[Python-Dev] Dataclasses and correct hashability

Ethan Furman ethan at stoneleaf.us
Tue Feb 6 15:44:52 EST 2018


On 02/06/2018 12:24 PM, Guido van Rossum wrote:
> On Tue, Feb 6, 2018 at 11:40 AM, Ethan Furman wrote:

>> It sounds like `unsafe_hash=True` indicates a truly unsafe hash (that is,
 >> mutable data is involved in the hash calculation), but there still seems
 >> to be one possibility for an "unsafe_hash" to actually be safe -- that is,
 >> if only immutable fields are used in __eq__, then dataclass could safely
 >> generate a hash for us.
>>
>> Do we have a way to know if the equality fields are hashable?  I suppose
 >> we could check each one for a for a non-None __hash__.  Then we could
 >> modify that first condition from
>>
>> - frozen=True
>>
>> to
>>
>> - frozen=True or all(getattr(eq_fld, '__hash__', None) is not None for
 >>       eq_field in equality_fields)
>
> There seems to be a misunderstanding underlying these questions.

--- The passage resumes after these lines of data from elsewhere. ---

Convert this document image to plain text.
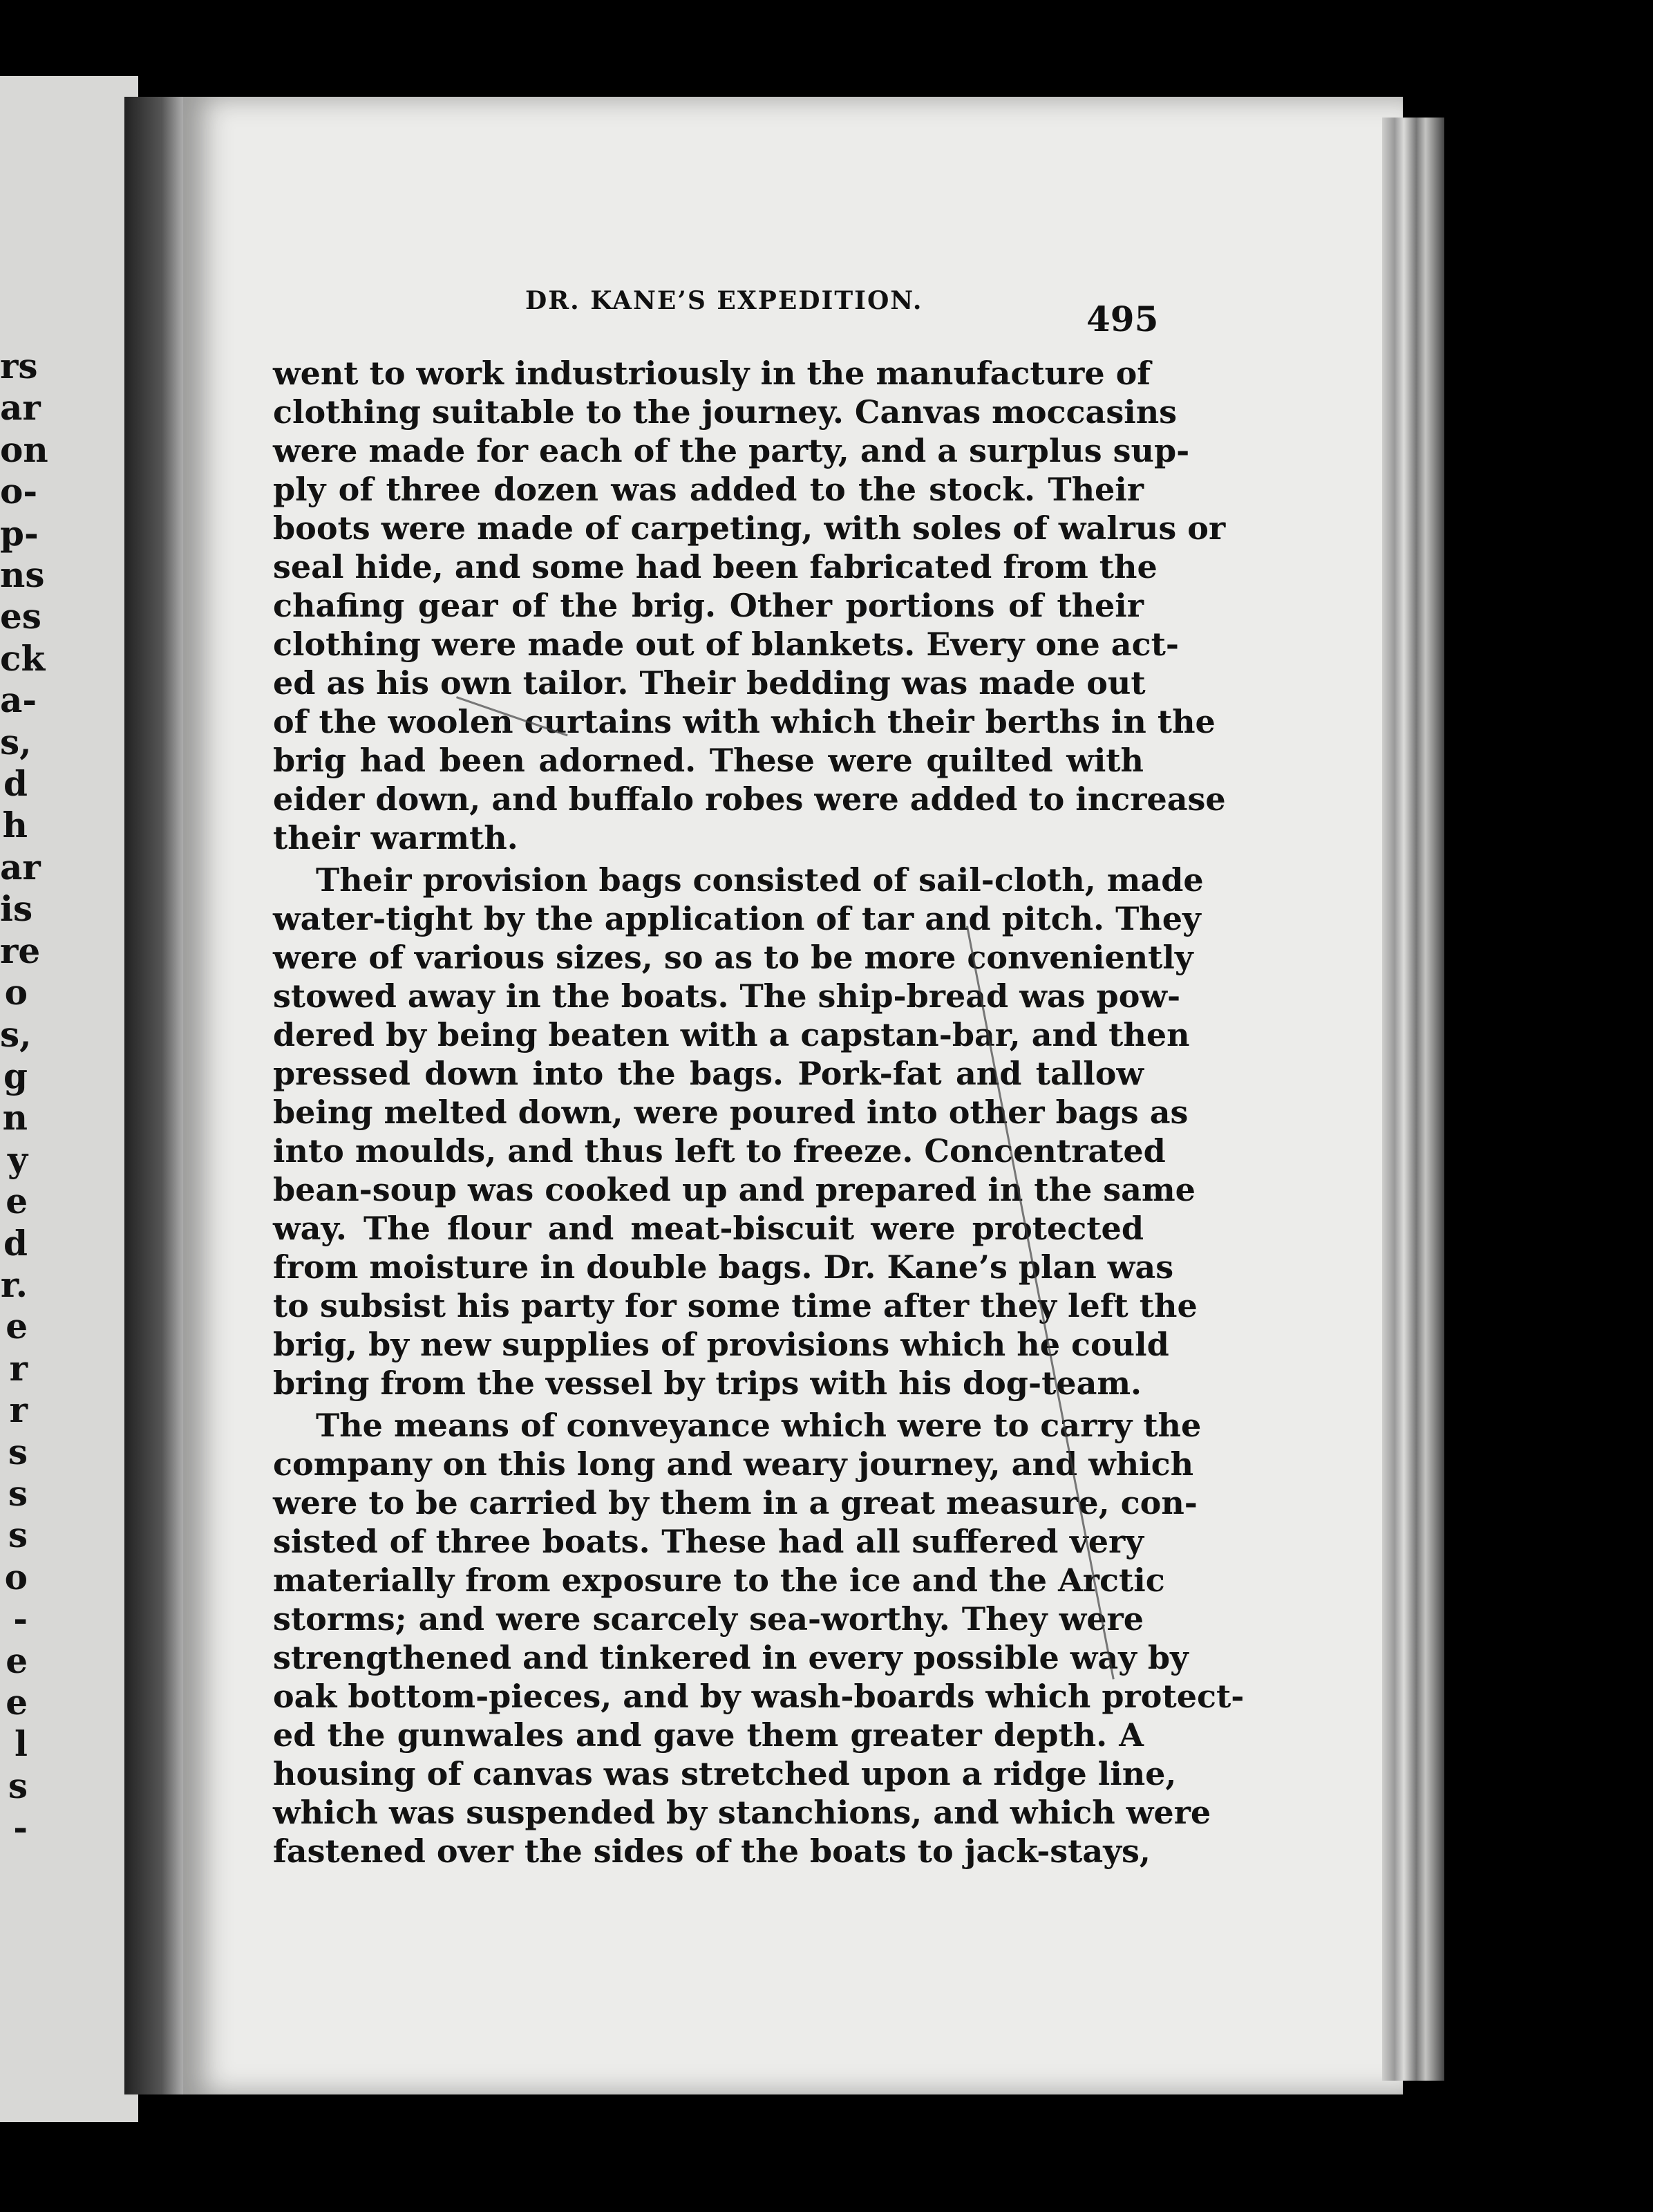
rs
ar
on
o-
p-
ns
es
ck
a-
s,
d
h
ar
is
re
o
s,
g
n
y
e
d
r.
e
r
r
s
s
s
o
-
e
e
l
s
-
DR. KANE’S EXPEDITION.	495
went to work industriously in the manufacture of
clothing suitable to the journey. Canvas moccasins
were made for each of the party, and a surplus sup-
ply of three dozen was added to the stock. Their
boots were made of carpeting, with soles of walrus or
seal hide, and some had been fabricated from the
chafing gear of the brig. Other portions of their
clothing were made out of blankets. Every one act-
ed as his own tailor. Their bedding was made out
of the woolen curtains with which their berths in the
brig had been adorned. These were quilted with
eider down, and buffalo robes were added to increase
their warmth.
Their provision bags consisted of sail-cloth, made
water-tight by the application of tar and pitch. They
were of various sizes, so as to be more conveniently
stowed away in the boats. The ship-bread was pow-
dered by being beaten with a capstan-bar, and then
pressed down into the bags. Pork-fat and tallow
being melted down, were poured into other bags as
into moulds, and thus left to freeze. Concentrated
bean-soup was cooked up and prepared in the same
way. The flour and meat-biscuit were protected
from moisture in double bags. Dr. Kane’s plan was
to subsist his party for some time after they left the
brig, by new supplies of provisions which he could
bring from the vessel by trips with his dog-team.
The means of conveyance which were to carry the
company on this long and weary journey, and which
were to be carried by them in a great measure, con-
sisted of three boats. These had all suffered very
materially from exposure to the ice and the Arctic
storms; and were scarcely sea-worthy. They were
strengthened and tinkered in every possible way by
oak bottom-pieces, and by wash-boards which protect-
ed the gunwales and gave them greater depth. A
housing of canvas was stretched upon a ridge line,
which was suspended by stanchions, and which were
fastened over the sides of the boats to jack-stays,
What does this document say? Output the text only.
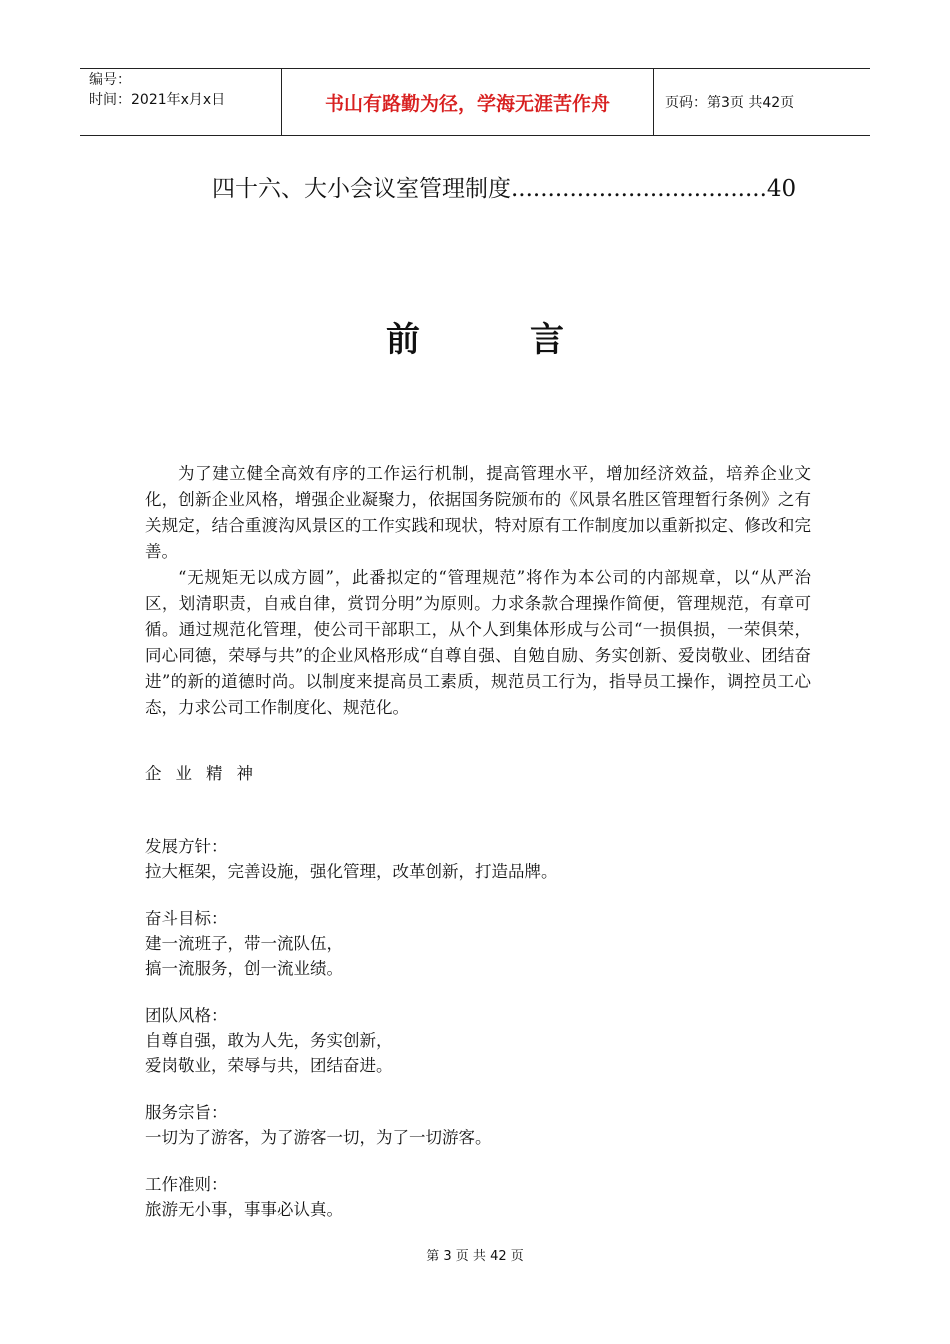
编号：
时间：2021年x月x日	书山有路勤为径，学海无涯苦作舟	页码：第3页 共42页
四十六、大小会议室管理制度...................................40
前	言

为了建立健全高效有序的工作运行机制，提高管理水平，增加经济效益，培养企业文化，创新企业风格，增强企业凝聚力，依据国务院颁布的《风景名胜区管理暂行条例》之有关规定，结合重渡沟风景区的工作实践和现状，特对原有工作制度加以重新拟定、修改和完善。

“无规矩无以成方圆”，此番拟定的“管理规范”将作为本公司的内部规章，以“从严治区，划清职责，自戒自律，赏罚分明”为原则。力求条款合理操作简便，管理规范，有章可循。通过规范化管理，使公司干部职工，从个人到集体形成与公司“一损俱损，一荣俱荣，同心同德，荣辱与共”的企业风格形成“自尊自强、自勉自励、务实创新、爱岗敬业、团结奋进”的新的道德时尚。以制度来提高员工素质，规范员工行为，指导员工操作，调控员工心态，力求公司工作制度化、规范化。

企业精神
发展方针：
拉大框架，完善设施，强化管理，改革创新，打造品牌。
奋斗目标：
建一流班子，带一流队伍，
搞一流服务，创一流业绩。
团队风格：
自尊自强，敢为人先，务实创新，
爱岗敬业，荣辱与共，团结奋进。
服务宗旨：
一切为了游客，为了游客一切，为了一切游客。
工作准则：
旅游无小事，事事必认真。
第 3 页 共 42 页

Even if
 > all fields have an immutable type (e.g. all ints, supporting __eq__ and
 > __hash__), if the containing class isn't frozen, they can be assigned to.
 > E.g.
>
> @dataclass()
> class Point:
>   x: int
>   y: int
>
> p = Point(1, 1)
> p.x = 2  # This is legal
>
> The only way to make that assignment to p.x illegal is to make the *class*
 > frozen (using @dataclass(frozen=True)) -- nothing we can do about the *field*
 > will change this.

Oh, right.  When I was thinking this I thought a field could be frozen individually, didn't find the option at the field 
level when I checked the PEP, and then promptly forgot and suggested it anyway.

Although, couldn't we add a field-level frozen attribute (using property for the implementation), and check that all 
equality fields are properties as well as hashable?